Decision: If controllers aren’t enabled, you either fix the parent cgroup configuration (often via systemd unit settings) or move Docker’s cgroup placement to a properly delegated subtree (systemd driver helps).

Task 9: Verify where Docker is placing a container in the cgroup tree

cr0x@server:~$ docker run -d --name cgtest --memory 256m --cpus 0.5 busybox:latest sleep 100000
b7d32b3f6b1f3c3b2c0b9c9f8a7a6e5d4c3b2a1f0e9d8c7b6a5f4e3d2c1b0a9

cr0x@server:~$ docker inspect --format '{{.State.Pid}}' cgtest
22145

cr0x@server:~$ cat /proc/22145/cgroup
0::/system.slice/docker-b7d32b3f6b1f3c3b2c0b9c9f8a7a6e5d4c3b2a1f0e9d8c7b6a5f4e3d2c1b0a9.scope

Meaning: On v2 there’s a single unified entry (0::). The container is in a systemd scope unit under system.slice, which is what you want when using the systemd cgroup driver.
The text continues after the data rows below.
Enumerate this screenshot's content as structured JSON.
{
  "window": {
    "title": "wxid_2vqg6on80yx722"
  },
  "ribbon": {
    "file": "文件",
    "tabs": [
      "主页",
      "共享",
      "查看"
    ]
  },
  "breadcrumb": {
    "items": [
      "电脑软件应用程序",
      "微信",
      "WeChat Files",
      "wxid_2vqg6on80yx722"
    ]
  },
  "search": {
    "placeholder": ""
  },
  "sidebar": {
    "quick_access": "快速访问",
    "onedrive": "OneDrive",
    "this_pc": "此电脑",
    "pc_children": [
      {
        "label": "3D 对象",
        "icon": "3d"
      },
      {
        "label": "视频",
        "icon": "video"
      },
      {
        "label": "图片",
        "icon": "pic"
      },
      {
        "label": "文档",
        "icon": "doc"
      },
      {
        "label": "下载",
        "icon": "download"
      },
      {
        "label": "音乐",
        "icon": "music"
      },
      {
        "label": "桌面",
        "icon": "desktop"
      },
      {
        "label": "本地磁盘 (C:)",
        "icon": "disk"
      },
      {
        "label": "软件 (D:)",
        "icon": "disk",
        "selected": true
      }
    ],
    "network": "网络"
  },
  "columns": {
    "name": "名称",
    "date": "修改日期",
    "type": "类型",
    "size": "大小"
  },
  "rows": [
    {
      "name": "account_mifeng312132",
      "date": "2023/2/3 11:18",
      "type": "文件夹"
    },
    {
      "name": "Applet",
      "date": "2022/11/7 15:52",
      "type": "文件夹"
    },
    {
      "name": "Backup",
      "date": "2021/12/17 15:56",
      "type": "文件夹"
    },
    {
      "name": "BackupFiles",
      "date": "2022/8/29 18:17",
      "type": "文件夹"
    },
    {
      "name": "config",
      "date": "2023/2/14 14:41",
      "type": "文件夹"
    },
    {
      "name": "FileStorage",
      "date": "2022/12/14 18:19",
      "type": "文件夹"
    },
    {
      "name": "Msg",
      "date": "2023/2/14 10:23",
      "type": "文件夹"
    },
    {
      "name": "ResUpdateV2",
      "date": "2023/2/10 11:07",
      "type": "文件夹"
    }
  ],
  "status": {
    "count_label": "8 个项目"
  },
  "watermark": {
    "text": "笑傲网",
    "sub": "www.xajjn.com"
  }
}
Decision: If the container lands somewhere unexpected (or in a Docker-created cgroup outside systemd’s tree), reconcile Docker’s cgroup driver and systemd configuration.

Task 10: Confirm memory limit is actually applied (v2 files)

cr0x@server:~$ CGPATH=/sys/fs/cgroup/system.slice/docker-b7d32b3f6b1f3c3b2c0b9c9f8a7a6e5d4c3b2a1f0e9d8c7b6a5f4e3d2c1b0a9.scope
cr0x@server:~$ cat $CGPATH/memory.max
268435456

cr0x@server:~$ cat $CGPATH/memory.current
1904640

Meaning: memory.max is bytes. 268435456 is 256 MiB. memory.current shows current usage.

Decision: If memory.max is max (unlimited) despite Docker flags, you have a cgroup placement/driver mismatch or a runtime bug. Don’t tune the application; fix the cgroup plumbing.

Task 11: Confirm CPU quota is applied (v2 semantics)

cr0x@server:~$ cat $CGPATH/cpu.max
50000 100000

Meaning: In v2, cpu.max is “quota period”. Here: 50ms quota per 100ms period = 0.5 CPU.

Decision: If you see max 100000, quota isn’t applied. Check whether the cpu controller is enabled and whether Docker actually honored --cpus in your version.

Task 12: Check pids limit (a common “works until it doesn’t”)

cr0x@server:~$ cat $CGPATH/pids.max
1024

cr0x@server:~$ cat $CGPATH/pids.current
3

Meaning: pids control works. Without this, fork-bombs become “unexpected load tests.”

Decision: If pids.max is missing, controllers aren’t enabled for the subtree. Fix delegation/enablement, not Docker flags.

Task 13: Look for the smoking gun in journald

cr0x@server:~$ journalctl -u docker -b --no-pager | tail -n 20
Jan 03 08:12:11 server dockerd[1190]: time="2026-01-03T08:12:11.332111223Z" level=error msg="failed to create shim task" error="OCI runtime create failed: unable to apply cgroup configuration: mkdir /sys/fs/cgroup/system.slice/docker.service/docker/xyz: permission denied: unknown"
Jan 03 08:12:11 server dockerd[1190]: time="2026-01-03T08:12:11.332188001Z" level=error msg="failed to start daemon" error="... permission denied ..."

Meaning: Docker is trying to create cgroups in a place systemd doesn’t allow (or the process lacks delegation rights). The path is the clue.

Decision: Move to systemd cgroup driver, or fix delegation rules if rootless/nested, instead of chmod-ing random sysfs files (that’s not a fix, it’s a confession).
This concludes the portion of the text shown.